The bridge's 364-foot (111-m) steel towers were built on top of cross-shaped, steel-slab tower shoes bolted to the foundation piers. The 22-ton (20-t) tower sections, which had been fabricated at the Dominion Bridge plant nearby in Burnaby, were moved into position using a contraption called the creeper traveller. This was a stiff-leg derrick with a 30-foot (9-m) mast and a 50-foot (15-m) boom, capable of travelling up and down. It moved upward as the tower rose. Erection of the south tower began first. As it neared completion, workers placed the Union Jack -- still the official flag of Canada at the time- on top as a celebratory symbol. Zoom in to see it in this picture. The south tower was finished on March 10, 1938, and the creeper was dismantled and transferred to the north side.

  • What

    "Flying the Union Jack, a steelworker's tradition when the top is reached.
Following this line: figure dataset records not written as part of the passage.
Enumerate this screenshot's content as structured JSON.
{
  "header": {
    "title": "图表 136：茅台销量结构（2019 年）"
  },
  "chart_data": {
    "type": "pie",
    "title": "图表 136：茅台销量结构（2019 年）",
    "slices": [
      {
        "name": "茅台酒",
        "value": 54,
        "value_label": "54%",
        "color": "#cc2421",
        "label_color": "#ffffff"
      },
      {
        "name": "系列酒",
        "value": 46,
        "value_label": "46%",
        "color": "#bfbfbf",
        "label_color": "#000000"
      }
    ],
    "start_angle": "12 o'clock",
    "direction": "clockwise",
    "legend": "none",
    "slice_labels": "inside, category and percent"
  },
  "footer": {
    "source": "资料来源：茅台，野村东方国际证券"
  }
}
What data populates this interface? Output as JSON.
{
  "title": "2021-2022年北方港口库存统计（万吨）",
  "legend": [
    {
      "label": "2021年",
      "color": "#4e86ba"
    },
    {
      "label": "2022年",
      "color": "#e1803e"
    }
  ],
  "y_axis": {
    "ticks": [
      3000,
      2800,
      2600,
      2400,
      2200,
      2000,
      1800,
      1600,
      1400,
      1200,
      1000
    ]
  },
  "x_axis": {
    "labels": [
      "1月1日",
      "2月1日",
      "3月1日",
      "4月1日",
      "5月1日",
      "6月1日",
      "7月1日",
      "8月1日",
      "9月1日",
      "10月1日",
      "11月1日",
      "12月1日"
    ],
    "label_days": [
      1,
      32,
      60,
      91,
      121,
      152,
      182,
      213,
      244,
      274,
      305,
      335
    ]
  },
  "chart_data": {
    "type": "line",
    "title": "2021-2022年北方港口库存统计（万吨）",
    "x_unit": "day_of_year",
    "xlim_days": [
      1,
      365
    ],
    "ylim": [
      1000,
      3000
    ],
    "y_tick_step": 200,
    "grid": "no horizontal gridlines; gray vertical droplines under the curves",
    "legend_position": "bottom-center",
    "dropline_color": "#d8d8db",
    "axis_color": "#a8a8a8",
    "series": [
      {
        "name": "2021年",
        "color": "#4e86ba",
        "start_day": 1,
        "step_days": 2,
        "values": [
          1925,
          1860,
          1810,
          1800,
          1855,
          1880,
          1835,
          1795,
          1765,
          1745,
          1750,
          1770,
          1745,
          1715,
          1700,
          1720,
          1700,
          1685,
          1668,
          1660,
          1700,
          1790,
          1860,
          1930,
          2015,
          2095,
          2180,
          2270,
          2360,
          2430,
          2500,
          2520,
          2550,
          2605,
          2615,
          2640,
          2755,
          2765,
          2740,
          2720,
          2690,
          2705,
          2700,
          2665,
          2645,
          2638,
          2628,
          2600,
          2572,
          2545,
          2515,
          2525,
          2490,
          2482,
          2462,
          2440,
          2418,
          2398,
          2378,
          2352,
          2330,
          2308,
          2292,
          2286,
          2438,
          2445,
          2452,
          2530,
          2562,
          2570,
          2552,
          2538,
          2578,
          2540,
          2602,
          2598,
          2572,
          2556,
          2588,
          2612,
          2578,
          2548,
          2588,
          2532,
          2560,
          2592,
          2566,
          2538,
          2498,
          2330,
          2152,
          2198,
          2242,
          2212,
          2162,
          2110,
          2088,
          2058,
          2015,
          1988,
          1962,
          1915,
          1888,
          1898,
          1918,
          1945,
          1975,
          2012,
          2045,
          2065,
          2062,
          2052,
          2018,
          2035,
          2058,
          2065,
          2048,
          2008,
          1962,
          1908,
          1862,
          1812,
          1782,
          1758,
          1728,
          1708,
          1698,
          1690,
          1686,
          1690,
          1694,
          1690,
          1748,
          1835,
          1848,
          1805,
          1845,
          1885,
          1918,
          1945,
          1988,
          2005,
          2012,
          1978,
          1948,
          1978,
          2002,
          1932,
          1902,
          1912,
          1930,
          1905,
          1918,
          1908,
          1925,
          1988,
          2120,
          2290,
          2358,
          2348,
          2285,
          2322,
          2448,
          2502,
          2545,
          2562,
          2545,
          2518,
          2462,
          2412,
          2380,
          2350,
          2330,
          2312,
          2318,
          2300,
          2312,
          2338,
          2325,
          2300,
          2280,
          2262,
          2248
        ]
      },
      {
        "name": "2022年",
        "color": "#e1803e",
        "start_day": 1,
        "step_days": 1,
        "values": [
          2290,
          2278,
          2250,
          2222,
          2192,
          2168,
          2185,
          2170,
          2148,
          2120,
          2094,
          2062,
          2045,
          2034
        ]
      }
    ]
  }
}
The south tower nears completion," wrote photographer David Loughnan as a caption for this picture.

  • Where

    This snapshot of the south tower would have been taken near the northern end of the new causeway through Stanley Park.

  • When

    This photograph was taken on March 9, 1938, almost a year after construction began.

  • Who

    The federal government formally replaced the Union Jack as Canada's official flag with the Red Ensign in 1945. The current maple leaf flag took over in 1965.